3 - Par acte du 22 avril 2004, la Fondation G.________ a constitué sur le bien-fonds n° [...] en faveur de la Caisse de pensions G.________ un droit de superficie distinct et permanent s’exerçant sur une surface d’environ [...] m 2 , immatriculé au Registre foncier de la commune de Vevey sous n° [...]. Par la suite, trois bâtiments d’habitation de respectivement 339 m 2 chacun ont été construits sur cette surface, aux n os [...], [...] et [...] de l’[...]. 2.Le 15 août 2012, X.________ et Q., en qualité de locataires, d’une part, et Caisse de pensions G., en qualité de bailleresse, d’autre part, représentée par N.________ à Lausanne, ont conclu un contrat de bail à loyer portant sur un appartement de 4 ½ pièces au 1 er étage n° [...] de l’immeuble sis [...], à Vevey. Le bail débutait le 15 septembre 2012 pour se terminer le 1 er octobre 2017 et il se renouvelait aux mêmes conditions pour un an sauf avis résiliation de l’une ou autre parties donné et reçu au moins trois mois à l’avance pour la prochaine échéance et ainsi de suite de cinq ans en cinq ans. 3.Le 23 septembre 2012, les locataires ont saisi la Commission de conciliation en matière de baux à loyer de la Préfecture de la Riviera – Pays d’Enhaut (ci-après : la Commission de conciliation) d’une requête en contestation du loyer initial.

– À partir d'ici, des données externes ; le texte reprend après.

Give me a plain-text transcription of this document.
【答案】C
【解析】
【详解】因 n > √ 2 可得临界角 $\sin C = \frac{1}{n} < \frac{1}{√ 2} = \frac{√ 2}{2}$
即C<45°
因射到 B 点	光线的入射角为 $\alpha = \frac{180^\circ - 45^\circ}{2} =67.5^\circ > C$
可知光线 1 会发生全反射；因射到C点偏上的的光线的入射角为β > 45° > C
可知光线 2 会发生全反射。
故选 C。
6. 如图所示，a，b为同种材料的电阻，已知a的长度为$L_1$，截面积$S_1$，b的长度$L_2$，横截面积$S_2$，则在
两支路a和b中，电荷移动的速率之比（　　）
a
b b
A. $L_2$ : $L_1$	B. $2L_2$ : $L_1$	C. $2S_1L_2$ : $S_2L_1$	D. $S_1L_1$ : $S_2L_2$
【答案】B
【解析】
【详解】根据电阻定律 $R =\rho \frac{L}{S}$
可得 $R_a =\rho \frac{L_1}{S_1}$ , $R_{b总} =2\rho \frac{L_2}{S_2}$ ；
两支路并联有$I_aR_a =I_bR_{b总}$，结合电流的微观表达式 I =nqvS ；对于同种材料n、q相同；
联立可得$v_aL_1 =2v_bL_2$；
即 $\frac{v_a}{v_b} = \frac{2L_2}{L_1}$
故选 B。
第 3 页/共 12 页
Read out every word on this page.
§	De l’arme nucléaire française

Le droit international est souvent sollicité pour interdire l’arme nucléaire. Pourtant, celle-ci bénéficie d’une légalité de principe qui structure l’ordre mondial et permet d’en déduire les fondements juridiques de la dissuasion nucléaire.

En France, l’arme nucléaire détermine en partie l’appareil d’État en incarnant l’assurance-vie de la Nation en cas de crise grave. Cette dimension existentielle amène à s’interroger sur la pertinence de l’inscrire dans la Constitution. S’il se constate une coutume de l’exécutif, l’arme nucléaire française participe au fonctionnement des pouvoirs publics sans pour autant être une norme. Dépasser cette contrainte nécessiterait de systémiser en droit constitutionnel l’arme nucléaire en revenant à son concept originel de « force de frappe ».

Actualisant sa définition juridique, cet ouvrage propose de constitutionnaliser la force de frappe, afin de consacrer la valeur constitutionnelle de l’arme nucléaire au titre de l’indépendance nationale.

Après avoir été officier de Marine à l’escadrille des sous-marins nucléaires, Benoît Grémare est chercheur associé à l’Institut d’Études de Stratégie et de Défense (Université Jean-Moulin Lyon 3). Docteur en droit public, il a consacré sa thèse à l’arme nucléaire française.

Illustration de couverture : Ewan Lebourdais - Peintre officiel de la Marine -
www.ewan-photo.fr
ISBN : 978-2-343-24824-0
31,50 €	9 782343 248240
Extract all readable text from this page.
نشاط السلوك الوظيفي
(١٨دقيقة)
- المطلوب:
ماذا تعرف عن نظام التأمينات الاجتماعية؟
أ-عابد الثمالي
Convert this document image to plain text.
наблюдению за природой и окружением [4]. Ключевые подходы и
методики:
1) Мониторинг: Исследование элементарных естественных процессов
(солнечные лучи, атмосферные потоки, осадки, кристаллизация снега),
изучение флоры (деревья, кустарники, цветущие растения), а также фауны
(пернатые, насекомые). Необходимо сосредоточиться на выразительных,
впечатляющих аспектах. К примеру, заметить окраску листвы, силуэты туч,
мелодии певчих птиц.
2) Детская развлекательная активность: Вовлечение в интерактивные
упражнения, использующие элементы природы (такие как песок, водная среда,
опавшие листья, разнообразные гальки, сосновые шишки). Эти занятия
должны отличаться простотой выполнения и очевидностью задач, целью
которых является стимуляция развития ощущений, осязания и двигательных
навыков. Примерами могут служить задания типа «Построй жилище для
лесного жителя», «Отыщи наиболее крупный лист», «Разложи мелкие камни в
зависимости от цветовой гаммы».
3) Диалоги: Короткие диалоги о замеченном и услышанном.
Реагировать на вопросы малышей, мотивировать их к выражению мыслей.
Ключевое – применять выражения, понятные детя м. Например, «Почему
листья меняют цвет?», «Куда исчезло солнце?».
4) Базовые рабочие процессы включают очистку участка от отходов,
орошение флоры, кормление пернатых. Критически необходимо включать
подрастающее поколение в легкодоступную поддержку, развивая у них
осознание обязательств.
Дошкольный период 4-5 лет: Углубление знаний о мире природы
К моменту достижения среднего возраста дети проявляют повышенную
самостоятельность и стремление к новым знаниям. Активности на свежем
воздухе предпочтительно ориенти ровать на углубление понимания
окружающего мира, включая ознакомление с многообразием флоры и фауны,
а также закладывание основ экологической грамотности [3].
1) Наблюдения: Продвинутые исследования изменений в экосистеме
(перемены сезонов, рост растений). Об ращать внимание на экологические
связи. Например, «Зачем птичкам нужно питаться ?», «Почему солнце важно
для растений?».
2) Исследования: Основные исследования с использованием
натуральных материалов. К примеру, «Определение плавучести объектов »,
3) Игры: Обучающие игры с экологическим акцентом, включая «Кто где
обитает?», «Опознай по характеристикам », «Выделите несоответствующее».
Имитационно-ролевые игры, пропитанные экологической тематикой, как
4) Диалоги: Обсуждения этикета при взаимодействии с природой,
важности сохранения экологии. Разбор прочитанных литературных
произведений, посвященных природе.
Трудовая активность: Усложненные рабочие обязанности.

Les locataires précisaient dans leur requête que l’immeuble était à leur connaissance, propriété de la Caisse de pensions G.________ et était géré par N.________ à Lausanne. La Commission de conciliation a convoqué les locataires et la Fondation G.________ à une audience de conciliation en date du 30 octobre
4 - Par demande du 29 novembre 2012, X.________ et Q.________ ont ouvert action contre la Fondation G.________ auprès du Tribunal des baux, en concluant, avec suite de frais et dépens, à ce que le montant du loyer fixé dans le bail daté du 15 août 2012 est nul (I), que le loyer mensuel pour l’appartement des demandeurs dans l’immeuble sis [...], à 1800 Vevey, propriété de l’intimée, est fixé à dire de justice, les demandeurs se réservant le droit de préciser cette conclusion en cours d’instance (II) et que l’intimée est débitrice des demandeurs d’une somme, fixée à dire de justice, pour les loyers perçus en trop depuis le début du contrat de bail, les demandeurs se réservant le droit de préciser cette conclusion en cours d’instance (III). Par réponse du 21 février 2013, la Fondation G.________ a conclu, avec suite de dépens, au rejet des conclusions de la demande du 29 novembre 2012. En substance, elle a relevé qu’elle n’avait pas la qualité pour défendre à la présente procédure puisqu’elle n’était pas partie au contrat de bail signé le 15 août 2012 par les demandeurs et la Caisse de pensions G.. Dans leurs déterminations du 11 mars 2013, X. et Q.________ ont conclu préjudiciellement à ce qu’ils soient autorisés à rectifier leur demande du 29 novembre 2012 en ce sens que cette dernière est déposée à l’encontre de la Caisse de pensions G.________. Par courrier du 13 mars 2013, objet du présent recours, la Présidente du Tribunal des baux a refusé de faire droit à la conclusion préjudicielle des demandeurs. Par fax du 25 mars 2013, faisant suite au courrier du 21 mars 2013 du conseil des demandeurs sollicitant qu’une décision motivée et sujette à recours soit rendue, la Présidente du Tribunal des baux a confirmé que son courrier du 13 mars 2013 valait décision motivée et sujette à recours.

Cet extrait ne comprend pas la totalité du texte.